IDM-VTON icon indicating copy to clipboard operation
IDM-VTON copied to clipboard

Minimum GPU memory requirements (inference)

Open tonySSAI opened this issue 1 year ago • 3 comments

Hi. I was running the inference code on a 12GB 3060GPU, but I always ran into CUDA_OUT_OF_MEMORY error no matter what I do. Following is my inference command.

accelerate launch inference.py --width 384 --height 512 --num_inference_steps 30 --output_dir "result" --unpaired \
--data_dir datasets --test_batch_size 1 --guidance_scale 2.0 --mixed_precision bf16 --enable_xformers_memory_efficient_attention

I would like to know the minimum requirements for GPU configuration for running training and inference code. Furthermore, is there any other way to decrease the memory requirements besides enabling Mixed Precision, decreasing resolution and using xformers?

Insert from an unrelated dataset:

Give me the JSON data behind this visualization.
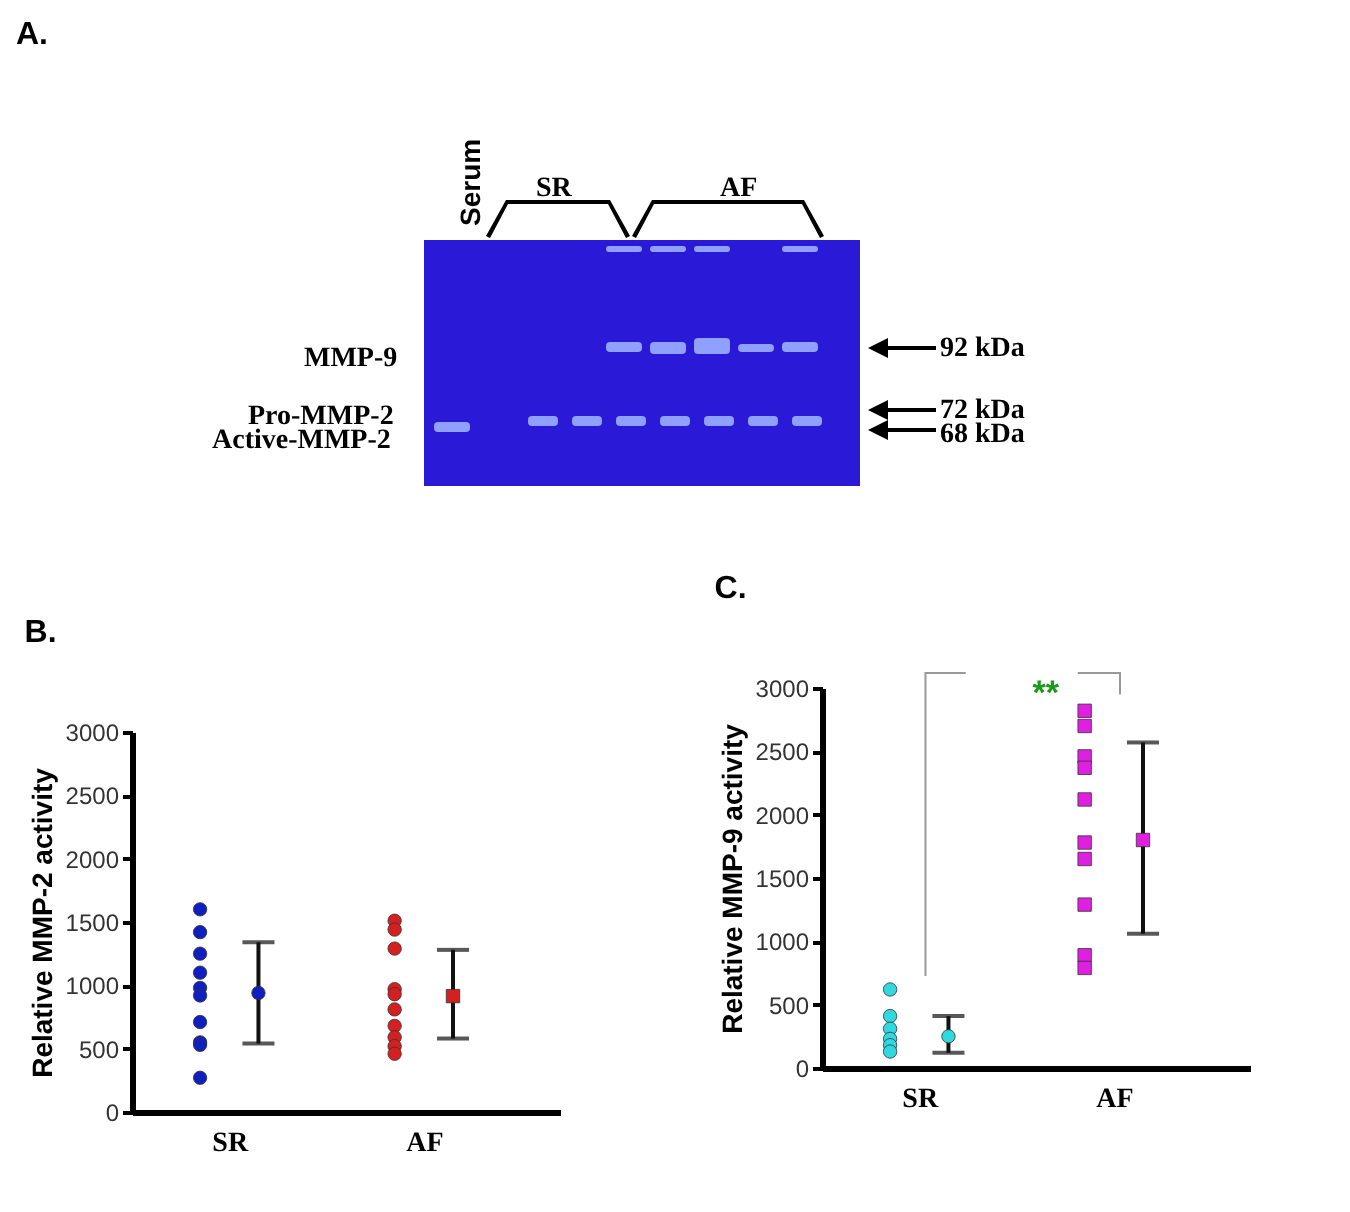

tonySSAI avatar Apr 17 '24 09:04 tonySSAI

I'm running the inference code on a 24GB 4090GPU and I'm also getting the CUDA_OUT_OF_MEMORY error

GeneralWhite avatar Apr 19 '24 06:04 GeneralWhite

From the weights sizes and the code I have been reading it needs about 30GB to load the models, but maybe you can do cpu offload between the garment UNET and denoiser UNET while copying the condition attention maps in the GPU, which are the biggest models and make it work in 16GB~ VRAM GPUs. The denoiser UNET is about 10 GB and condition UNET 12GB.

vcadillog avatar Apr 22 '24 17:04 vcadillog

Hello, we used mixed precision(fp16) for inference. It should be worked with VRAM < 18GB on fp16. You can also try more optimizations like offloading @vcadillog mentioned for further reducing VRAM.

yisol avatar Apr 22 '24 19:04 yisol